I’m particularly interested in the concept of “flow.” As you run down a street or chase a soccer ball, the visual scene flows by you. This flow gives you important information about where you are headed and how to maneuver through the environment. I suspect that bats also get information about how their surroundings flow past them, but the bat’s system is different from ours in several ways. The bat gets its information in discrete packets of information: one packet for each pulse it produces. Rather than a continuous stream of visual information, bats get snapshots of sonar signatures from their surroundings. How do bats stitch these discrete snapshots into a continuous whole that guides their rapid flight? By understanding how bat sonar works, we will uncover many general principles that apply to the process of using sensory information to guide movement (called sensorimotor integration). When you reach out to grab a cup that you see, your brain has to do a lot of complex computations to guide your hand to the spot your eye marks. Similarly, the bat’s brain has to do a lot of complex computations to guide its body to an insect that its sonar “sees.” Studying sensorimotor integration in a bat can reveal not only how a bat brain computes, but how other brains may compute.

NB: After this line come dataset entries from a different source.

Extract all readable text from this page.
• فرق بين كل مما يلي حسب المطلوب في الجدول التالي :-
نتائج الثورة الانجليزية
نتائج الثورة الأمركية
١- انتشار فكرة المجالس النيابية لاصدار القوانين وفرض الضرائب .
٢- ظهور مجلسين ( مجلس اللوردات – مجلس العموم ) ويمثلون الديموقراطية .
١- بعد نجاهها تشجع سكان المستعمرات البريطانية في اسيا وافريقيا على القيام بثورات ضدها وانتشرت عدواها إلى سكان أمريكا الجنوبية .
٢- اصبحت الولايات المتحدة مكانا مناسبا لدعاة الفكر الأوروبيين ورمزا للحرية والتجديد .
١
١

One application of this research might be the construction of lightweight robots that operate using sonar. My fantasy project is a robotic lander that navigates the seas beneath the ice of Jupiter’s moon Europa. Vision and radar won’t work in that environment, and the probe needs to be autonomous. Studying the bat may be an excellent way to learn how to design an autonomous sonar-guided robot that flies through the seas of Europa.
But’s that in the future. Right now, I’m hoping that building computational models will help us understand a bit more about how bats perform their amazing and mysterious feat, catching echoes in the air.
Kaushik Ghose earned his PhD in 2006 from the Neuroscience and Cognitive Science program at the University of Maryland. He likes to go camping, do target archery with a recurve bow, take photographs, and sometimes just sit on the beach and read. Someday he will learn enough Bengali and German to write a book in those languages. Someday.